Wherever possible, create usernames that do not include your name, email address, or birthdate clues. This just gives cybercriminals half of the information they need to crack your accounts.

Use multifactor authentication

Get over being annoyed by the “inconvenience” of multifactor authentication, which requires you to enter a code sent via text message after supplying a username and password. It’s an effective, additional layer of security that should be used for every account that makes it available to you.

Stop oversharing online

Rethink how and what you share online. Nothing makes you an easier target for identity thieves than a wealth of voluntarily shared personal information. Combine that digital bounty with all the “quiet” data that’s been piling up behind the scenes, and there are criminals that can assume your identity in minutes.

To stay safe, it is a good idea to scrub social media and networking accounts of personal information (date or place of birth, maiden name, mother’s maiden name, address, phone number, pet’s name, hobbies, etc).

Only use the most stringent privacy settings, choose your “friends” carefully (including reporting duplicate friend requests).

Resist social media quizzes or games (most are designed to collect personal information).

Don’t download apps from unknown sources and be wary of links and/or ads in your social media feed, including those from people you know (since their accounts may have been hacked).

Disable location tagging and avoid sharing content like photos if you’re not at home.

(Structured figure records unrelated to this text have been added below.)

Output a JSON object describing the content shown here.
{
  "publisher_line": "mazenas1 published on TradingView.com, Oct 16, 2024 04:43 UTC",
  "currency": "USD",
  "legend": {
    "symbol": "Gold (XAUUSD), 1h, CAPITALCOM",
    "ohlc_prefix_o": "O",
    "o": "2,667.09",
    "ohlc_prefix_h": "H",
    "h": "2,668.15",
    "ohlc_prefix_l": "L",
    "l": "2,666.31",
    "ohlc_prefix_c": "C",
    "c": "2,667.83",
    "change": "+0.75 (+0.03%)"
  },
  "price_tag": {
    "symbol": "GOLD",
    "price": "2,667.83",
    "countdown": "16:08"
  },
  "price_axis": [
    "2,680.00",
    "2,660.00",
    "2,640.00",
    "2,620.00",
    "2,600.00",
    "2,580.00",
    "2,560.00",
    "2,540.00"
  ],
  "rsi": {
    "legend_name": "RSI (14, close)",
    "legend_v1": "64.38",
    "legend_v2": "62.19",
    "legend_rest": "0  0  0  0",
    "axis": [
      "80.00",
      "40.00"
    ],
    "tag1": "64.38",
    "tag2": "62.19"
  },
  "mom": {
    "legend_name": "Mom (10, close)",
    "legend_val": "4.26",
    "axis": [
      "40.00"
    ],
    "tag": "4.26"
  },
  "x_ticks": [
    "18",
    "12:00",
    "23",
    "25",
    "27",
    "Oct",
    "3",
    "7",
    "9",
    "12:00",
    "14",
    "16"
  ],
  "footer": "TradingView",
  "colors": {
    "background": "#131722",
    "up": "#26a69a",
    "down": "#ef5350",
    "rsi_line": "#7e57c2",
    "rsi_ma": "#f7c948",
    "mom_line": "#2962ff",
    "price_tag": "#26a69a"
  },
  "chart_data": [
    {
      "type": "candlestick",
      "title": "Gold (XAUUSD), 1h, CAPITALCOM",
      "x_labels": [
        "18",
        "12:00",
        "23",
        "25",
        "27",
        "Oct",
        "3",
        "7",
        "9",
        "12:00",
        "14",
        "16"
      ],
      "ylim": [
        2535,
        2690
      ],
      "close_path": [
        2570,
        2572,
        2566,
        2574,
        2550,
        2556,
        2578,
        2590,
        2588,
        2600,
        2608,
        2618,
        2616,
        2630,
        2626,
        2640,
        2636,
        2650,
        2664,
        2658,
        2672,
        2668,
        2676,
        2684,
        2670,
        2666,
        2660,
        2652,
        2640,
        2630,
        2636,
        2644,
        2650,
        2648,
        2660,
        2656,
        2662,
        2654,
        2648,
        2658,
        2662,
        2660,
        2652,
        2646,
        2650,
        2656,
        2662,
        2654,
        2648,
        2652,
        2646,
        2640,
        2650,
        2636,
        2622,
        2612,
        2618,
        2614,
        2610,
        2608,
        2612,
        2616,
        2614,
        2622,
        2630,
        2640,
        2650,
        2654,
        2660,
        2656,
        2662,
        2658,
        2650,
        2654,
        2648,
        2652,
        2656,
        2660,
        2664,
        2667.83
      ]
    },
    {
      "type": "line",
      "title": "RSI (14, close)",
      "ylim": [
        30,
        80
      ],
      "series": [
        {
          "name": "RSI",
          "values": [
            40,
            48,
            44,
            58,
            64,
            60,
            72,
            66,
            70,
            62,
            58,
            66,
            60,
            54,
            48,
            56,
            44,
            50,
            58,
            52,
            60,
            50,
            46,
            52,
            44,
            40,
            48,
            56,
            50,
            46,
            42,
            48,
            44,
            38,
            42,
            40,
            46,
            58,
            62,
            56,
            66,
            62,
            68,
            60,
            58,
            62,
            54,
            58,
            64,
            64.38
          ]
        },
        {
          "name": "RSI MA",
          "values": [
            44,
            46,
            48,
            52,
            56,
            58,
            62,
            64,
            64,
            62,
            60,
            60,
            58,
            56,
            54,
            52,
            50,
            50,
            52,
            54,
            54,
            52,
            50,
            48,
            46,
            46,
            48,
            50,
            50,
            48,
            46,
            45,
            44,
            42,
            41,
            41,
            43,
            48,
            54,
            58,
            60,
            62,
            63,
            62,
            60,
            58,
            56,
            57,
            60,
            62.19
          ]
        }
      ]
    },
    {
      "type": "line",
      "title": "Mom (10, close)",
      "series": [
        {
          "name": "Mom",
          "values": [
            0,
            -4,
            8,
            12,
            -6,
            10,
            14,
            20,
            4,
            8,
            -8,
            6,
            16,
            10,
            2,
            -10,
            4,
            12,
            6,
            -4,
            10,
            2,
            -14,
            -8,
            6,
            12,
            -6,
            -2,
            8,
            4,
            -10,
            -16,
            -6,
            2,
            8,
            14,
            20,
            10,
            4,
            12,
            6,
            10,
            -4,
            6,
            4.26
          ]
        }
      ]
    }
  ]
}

It is of course impossible to list every precaution, but try to continually ask yourself “why is this information needed? Who does it benefit? Could it hurt my privacy or compromise my identity?”.

Protect your privacy at home

Secure your home wireless network, only use IoT devices that let you change the password and manage security settings, and securely dispose of old phones, laptops, and storage devices.

Furthermore, it is important to not overlook “lo-tech” measures like securing your mailbox, collecting your mail daily, opting out of direct mail advertising, and using a crosscut or microcut shredder to discard all documents with personal information (including junk mail).

As ever, double check that you don’t leave valuables (i.e. passports, ID cards, wallets) in cars or other publicly accessible places.

Protect your privacy in public

It’s hard to believe anyone needs this reminder, but public WiFi is incredibly susceptible to eavesdropping. Never use it for online banking, shopping (any activity that involves a credit card), or medical- and health-related services.

Do not share private information (such as credit card numbers, date of birth, social security number, or any membership numbers) on voice calls when in public places. Y

ou should also protect PINs, membership numbers, and other identifiers when using point-of-sale systems. Pay attention when you swipe a card (beware of hard-to-spot skimmers!) and, remember, cash still works in most places.

Avoid Being an Easy Target

Consumers are often baffled, frustrated, or shocked by the endless variety of clever schemes fraudsters devise to pull off scams. Such is the constant drip-feed of news on the subject that the average person can end up feeling overwhelmed and, in some cases, helpless. In an ideal world, that should never happen and taking a few simple steps (such as those listed above) can make a huge difference.

Scammers don’t like obstacles, so the more stumbling blocks you put in their way, the better. The key is to avoid becoming an easy target. Know what you need to do (within your realm of possibility) and remain vigilant about doing it.

Nowadays, doing nothing is not an option.